The idea of one having a country is pretty strange to me. How can one own something just from being born, or be doomed to live in war and strife for the same reason? What if one is like me, a dual-nationality person who has lived in various countries for a few years at a time? Which country is -my- country?
It may be naive but I believe the world belongs to all of us. I understand that this is not practically possible in the current societies we live, but I don't accept that this gives us an excuse to treat others as if they're worth less, as if their mere presence is an offense. No one is offensive just for existing on a particular place.
I also don't understand how far back one looks into one's ancestry in order to know whether one has a right to be in a country or not. The whole Israel-Palestine is just the most famous current expression of the long process of country ownership claims. Really, each race and tribe and culture has owned different lands at different times and by now, with how much historical knowledge we have accumulated, we should know better.
I am willing to concede that only simple-minded people and those who have yet to catch up with the modern views of the majority would utter such nonsense, but to do so would require evidence from the general population that they find this behavior unacceptable. The evidence is not conclusive yet.

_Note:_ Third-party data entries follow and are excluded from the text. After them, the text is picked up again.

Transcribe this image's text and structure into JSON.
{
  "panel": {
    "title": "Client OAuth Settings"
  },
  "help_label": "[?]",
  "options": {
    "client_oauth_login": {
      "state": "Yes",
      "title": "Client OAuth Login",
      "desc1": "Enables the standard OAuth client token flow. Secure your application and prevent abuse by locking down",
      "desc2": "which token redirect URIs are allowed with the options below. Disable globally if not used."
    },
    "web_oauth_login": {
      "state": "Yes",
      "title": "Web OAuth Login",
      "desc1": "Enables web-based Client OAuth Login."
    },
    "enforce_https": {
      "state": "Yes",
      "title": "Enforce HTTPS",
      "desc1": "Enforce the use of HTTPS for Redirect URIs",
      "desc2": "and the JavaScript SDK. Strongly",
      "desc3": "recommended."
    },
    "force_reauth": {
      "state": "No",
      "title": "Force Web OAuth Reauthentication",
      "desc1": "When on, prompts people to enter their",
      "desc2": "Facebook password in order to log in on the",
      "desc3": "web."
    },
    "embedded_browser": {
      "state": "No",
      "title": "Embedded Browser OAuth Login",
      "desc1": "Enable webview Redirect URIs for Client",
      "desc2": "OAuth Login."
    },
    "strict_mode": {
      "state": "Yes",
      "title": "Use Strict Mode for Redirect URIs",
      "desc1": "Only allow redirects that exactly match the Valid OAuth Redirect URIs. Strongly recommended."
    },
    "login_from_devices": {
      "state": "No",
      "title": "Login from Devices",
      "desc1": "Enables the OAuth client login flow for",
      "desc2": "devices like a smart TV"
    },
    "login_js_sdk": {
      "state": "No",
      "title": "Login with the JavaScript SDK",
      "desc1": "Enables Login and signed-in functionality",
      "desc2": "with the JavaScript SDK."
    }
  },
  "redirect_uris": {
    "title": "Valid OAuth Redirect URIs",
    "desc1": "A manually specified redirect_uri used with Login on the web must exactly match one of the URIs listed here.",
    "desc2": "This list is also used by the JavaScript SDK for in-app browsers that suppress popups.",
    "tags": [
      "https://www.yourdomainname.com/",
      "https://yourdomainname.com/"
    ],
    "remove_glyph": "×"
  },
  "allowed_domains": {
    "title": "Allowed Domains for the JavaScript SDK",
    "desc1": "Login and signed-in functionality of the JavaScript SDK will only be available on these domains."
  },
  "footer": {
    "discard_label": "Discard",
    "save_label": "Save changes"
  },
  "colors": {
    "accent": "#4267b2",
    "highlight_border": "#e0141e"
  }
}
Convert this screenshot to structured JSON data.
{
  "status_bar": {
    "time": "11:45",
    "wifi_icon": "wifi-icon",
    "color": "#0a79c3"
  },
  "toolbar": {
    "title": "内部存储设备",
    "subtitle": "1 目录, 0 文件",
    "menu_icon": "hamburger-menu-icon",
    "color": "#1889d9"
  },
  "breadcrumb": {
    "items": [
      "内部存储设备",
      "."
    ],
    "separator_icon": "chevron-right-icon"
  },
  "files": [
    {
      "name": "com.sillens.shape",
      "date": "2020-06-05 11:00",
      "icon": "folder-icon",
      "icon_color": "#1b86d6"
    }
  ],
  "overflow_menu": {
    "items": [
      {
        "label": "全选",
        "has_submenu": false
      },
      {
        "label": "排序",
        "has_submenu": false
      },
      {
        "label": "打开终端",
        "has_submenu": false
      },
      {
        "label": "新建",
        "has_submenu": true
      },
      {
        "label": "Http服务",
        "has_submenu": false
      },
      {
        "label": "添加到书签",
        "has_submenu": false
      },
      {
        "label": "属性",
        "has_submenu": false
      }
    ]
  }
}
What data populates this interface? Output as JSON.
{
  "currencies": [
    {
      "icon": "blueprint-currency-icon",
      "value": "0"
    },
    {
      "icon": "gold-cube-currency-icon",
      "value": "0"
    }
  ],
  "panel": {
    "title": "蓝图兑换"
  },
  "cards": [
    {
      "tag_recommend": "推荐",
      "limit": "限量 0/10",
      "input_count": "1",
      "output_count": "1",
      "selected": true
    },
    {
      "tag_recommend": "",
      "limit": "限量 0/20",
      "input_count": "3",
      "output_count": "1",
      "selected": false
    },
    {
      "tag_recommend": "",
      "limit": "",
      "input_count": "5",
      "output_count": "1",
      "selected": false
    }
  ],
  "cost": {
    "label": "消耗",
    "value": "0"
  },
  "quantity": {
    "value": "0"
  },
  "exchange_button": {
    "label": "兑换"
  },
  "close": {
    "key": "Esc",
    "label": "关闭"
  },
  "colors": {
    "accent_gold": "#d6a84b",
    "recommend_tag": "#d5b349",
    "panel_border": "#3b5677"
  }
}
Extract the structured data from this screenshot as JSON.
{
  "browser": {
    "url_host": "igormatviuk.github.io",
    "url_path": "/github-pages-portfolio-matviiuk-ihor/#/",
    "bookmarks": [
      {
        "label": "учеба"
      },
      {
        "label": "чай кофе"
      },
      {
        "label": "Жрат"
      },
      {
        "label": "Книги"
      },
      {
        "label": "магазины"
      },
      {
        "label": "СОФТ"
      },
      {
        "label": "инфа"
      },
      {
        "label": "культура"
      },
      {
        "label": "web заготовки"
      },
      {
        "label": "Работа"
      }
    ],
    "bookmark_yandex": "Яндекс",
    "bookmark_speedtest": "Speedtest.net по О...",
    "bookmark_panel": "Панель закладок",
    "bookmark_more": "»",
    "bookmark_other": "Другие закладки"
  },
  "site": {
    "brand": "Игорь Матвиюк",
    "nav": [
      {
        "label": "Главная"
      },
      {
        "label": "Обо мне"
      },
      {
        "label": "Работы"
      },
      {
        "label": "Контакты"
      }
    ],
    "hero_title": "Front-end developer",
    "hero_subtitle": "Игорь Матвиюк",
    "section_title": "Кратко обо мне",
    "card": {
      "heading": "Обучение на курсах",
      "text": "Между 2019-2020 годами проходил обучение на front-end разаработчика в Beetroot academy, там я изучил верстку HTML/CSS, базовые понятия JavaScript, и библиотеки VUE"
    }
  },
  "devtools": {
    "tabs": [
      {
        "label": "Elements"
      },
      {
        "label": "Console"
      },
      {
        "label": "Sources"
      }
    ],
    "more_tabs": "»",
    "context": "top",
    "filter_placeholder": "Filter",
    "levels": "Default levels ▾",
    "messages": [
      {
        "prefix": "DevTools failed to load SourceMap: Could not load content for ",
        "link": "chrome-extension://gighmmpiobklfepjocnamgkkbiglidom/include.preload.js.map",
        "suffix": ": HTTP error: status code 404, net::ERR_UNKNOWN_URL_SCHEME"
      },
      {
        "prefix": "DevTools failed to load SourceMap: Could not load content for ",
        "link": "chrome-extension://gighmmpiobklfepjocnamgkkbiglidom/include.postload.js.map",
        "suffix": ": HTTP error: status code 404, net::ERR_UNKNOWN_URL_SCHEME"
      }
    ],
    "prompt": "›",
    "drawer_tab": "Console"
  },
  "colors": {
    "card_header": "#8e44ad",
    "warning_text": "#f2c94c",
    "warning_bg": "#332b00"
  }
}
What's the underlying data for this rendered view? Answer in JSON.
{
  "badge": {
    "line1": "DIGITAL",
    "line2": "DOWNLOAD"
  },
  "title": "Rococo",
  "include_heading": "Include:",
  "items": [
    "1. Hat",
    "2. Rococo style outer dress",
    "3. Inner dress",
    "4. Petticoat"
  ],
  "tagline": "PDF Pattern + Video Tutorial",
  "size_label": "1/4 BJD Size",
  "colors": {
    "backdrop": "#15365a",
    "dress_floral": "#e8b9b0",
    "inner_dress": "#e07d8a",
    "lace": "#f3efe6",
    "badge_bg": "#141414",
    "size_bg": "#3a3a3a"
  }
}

I guess the issues involved in this discussion are simply too complicated to fit into this blog, but I want to say this: try to understand me. When I live here and you tell me, "go back to your country!", I honestly do not know what you mean. I live here, I work here, I am part of this community and I contribute to it, so I don't see why this country is not mine. If one is reminded all the time that in this place one is a tenant and not an owner, should you then be surprised to find that the tenants hold no sense of duty or responsibility for the country? That they care little for it's fate? After all, the tenant can always move to another home and it is the owner who is ultimately responsible.
The way I see it, all of us who live and work in a land are responsible to maintain it, and by our shared experiences naturally form bonds to the community and the landscape which becomes our home. There is no need to break this sentiment with divisive comments.
Besides, just because a person was born in one country doesn't mean they consider that country their home. Home is that place where one grew and became a person, a place one holds dear, the people one holds dear. Don't tell foreigners to go home, they might already be there.